Em janeiro de 1866, o vereador António Júlio de Melo propõe à Câmara Municipal da Ribeira Grande resgatar os restos mortais de Gaspar Frutuoso, recentemente identificados na matriz daquela vila e em risco de se perderem1, através da sua exumação e deposição em mausoléu. A proposta incluía a deposição das cinzas em uma “urna de madeira” e, posteriormente, num mausoléu que fosse “digno de tão grande Varão e recorde aos vindouros o alto apreço em que os Michaelenses tinhão a sua memória”2, recorrendo-se, para o efeito, a subscrição pública.

Na mesma altura, o Governo Civil de Ponta Delgada autoriza a realização das despesas3 e a Câmara Municipal solicita autorização para a dita exumação ao Ouvidor de Ponta Delgada e insta a divulgação da subscrição a todos os padres da ilha4 e às restantes câmaras municipais de São Miguel5. Em julho de 18666 é autorizada a exumação e a despesa com o monumento que, por proposta do mesmo vereador António Júlio de Melo, se iria erigir no cemitério de Nossa Senhora da Estrela.

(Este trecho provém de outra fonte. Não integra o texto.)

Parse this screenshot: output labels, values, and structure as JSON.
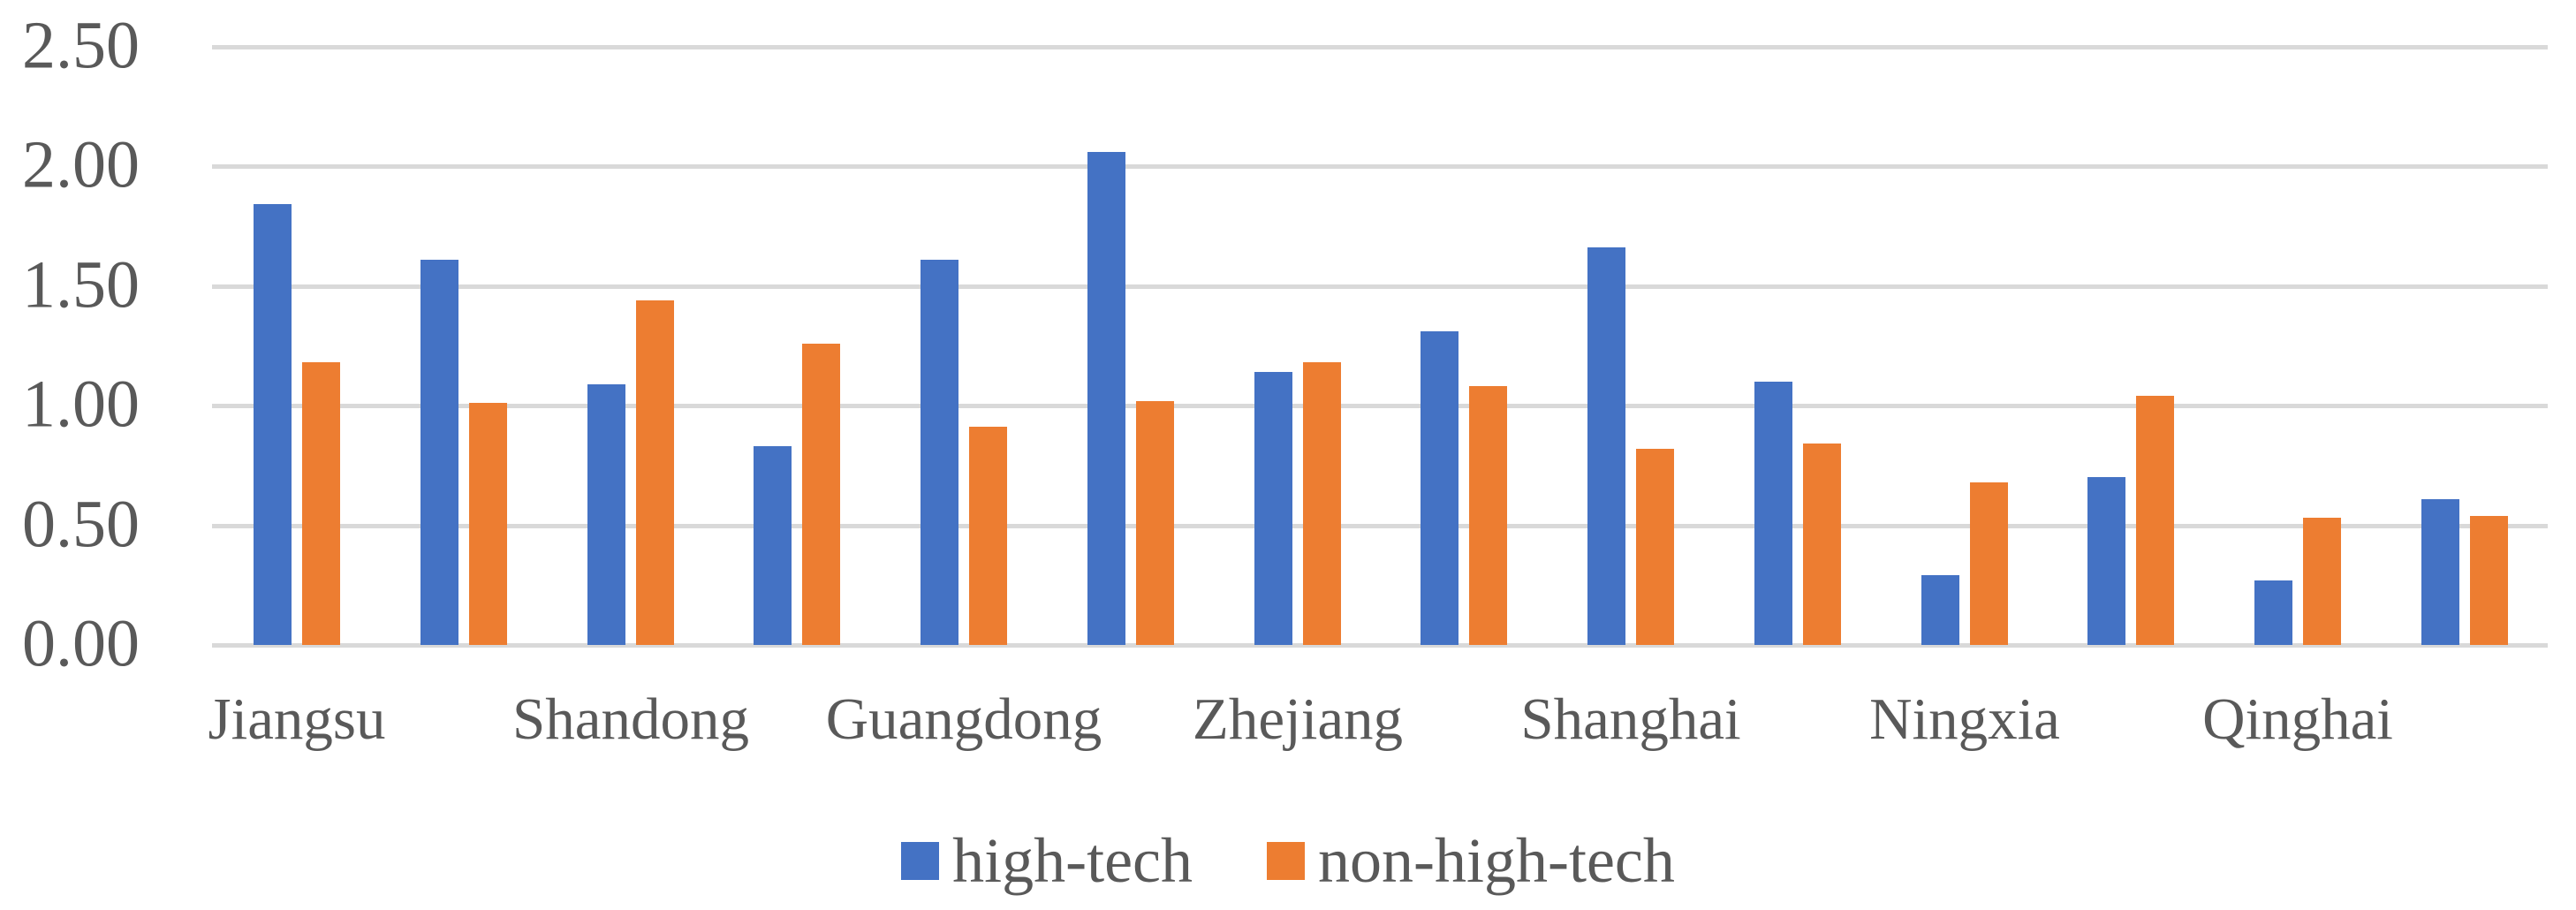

A exumação seria feita a 3 de setembro de 1866, permanecendo, enquanto o mausoléu não estivesse feito, as cinzas em urna na própria igreja matriz7. Não havendo, ainda, o dinheiro suficiente para as exéquias fúnebres e um mausoléu condigno, a Câmara da Ribeira Grande lança um apelo ao contributo público dos mais abastados da ilha8. Para o efeito, foram enviados vários ofícios, obtendo-se a franca colaboração de muitos para este desiderato9.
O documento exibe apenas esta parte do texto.